This is a real urban neighbourhood eatery, complete with chatter and music
In 1664, the Dublin City Assembly voted to divide Oxmantown Green into 96 portions, while also allocating space for a new road and a large market. The area became known as Smithfield, probably after the place that hosted a similar market in London. The market itself, on Mary’s Lane, is sometimes referred to as Smithfield Market, although its official name has always been the Dublin Fruit and Vegetable Market.
I don’t often comment on service because I expect it to be good, but I have to say that our waiter is one of the loveliest I have encountered in a long time. He explains how our dumplings will take a bit of time, as they are made to order – we can have them in chilli oil or hot and sour soup – and he keeps our glasses filled with water throughout our short stay, which is less than an hour. When he’s not busy looking after everyone in the room, he shines glasses with the delicacy of a craftsman.
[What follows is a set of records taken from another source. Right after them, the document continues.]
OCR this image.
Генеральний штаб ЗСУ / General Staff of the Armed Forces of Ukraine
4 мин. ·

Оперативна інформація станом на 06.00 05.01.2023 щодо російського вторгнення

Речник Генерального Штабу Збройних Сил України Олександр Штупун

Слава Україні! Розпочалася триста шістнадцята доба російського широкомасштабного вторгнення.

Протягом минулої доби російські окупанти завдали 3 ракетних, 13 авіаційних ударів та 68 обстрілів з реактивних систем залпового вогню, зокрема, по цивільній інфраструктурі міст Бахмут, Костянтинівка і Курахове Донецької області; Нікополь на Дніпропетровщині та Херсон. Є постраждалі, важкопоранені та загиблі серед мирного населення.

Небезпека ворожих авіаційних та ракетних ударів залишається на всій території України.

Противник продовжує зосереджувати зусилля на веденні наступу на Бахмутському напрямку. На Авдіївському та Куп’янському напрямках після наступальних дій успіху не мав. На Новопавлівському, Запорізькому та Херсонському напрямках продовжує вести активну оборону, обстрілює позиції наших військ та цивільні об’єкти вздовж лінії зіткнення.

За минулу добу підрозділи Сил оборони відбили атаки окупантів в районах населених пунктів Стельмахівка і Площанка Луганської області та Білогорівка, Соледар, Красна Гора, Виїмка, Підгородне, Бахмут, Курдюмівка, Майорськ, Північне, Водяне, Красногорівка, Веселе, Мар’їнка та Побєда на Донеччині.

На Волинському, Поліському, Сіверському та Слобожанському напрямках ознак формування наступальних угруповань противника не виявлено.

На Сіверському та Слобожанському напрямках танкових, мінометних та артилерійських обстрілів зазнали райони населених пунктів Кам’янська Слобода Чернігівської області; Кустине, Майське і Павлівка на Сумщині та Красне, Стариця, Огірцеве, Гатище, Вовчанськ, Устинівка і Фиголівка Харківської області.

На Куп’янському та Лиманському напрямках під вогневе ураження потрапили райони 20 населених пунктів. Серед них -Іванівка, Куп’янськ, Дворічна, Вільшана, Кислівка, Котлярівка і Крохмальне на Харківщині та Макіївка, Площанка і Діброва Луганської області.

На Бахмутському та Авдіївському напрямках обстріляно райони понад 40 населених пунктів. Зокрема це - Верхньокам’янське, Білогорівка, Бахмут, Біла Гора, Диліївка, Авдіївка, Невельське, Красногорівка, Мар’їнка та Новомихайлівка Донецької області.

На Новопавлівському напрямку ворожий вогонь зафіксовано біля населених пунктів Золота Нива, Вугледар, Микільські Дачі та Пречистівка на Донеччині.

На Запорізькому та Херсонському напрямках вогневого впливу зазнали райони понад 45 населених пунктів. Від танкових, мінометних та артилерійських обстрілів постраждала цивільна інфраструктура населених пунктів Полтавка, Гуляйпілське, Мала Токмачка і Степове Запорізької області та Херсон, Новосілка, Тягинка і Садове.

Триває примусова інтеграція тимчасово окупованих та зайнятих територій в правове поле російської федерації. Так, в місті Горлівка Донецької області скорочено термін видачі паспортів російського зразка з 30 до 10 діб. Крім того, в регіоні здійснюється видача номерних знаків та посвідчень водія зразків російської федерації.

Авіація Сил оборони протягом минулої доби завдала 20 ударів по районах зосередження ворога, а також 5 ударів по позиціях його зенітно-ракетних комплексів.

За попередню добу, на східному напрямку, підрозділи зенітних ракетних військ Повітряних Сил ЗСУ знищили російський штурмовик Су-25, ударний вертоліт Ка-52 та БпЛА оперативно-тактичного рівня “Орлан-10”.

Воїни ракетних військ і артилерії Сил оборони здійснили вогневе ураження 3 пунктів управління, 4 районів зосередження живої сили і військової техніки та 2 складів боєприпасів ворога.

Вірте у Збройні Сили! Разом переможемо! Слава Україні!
Liang pi is a noodle dish that can be made from rice or wheat, depending on the region. Here it is made from a wheat dough which is rinsed in water, and the water, which is essentially the starch, is allowed to settle into a slurry. The excess water is removed from the bowl, and the paste is spooned on to a pan and steamed. The steamed dough is then cut into strips, making noodles.
Above the chatter and music, we can hear our biang biang noodles being made in the kitchen and see the action through the narrow hatch. According to Fuchsia Dunlop, who has written widely on Chinese food, one of the reasons that biang biang noodles are renowned is because their name is based on the most complicated of all Chinese characters.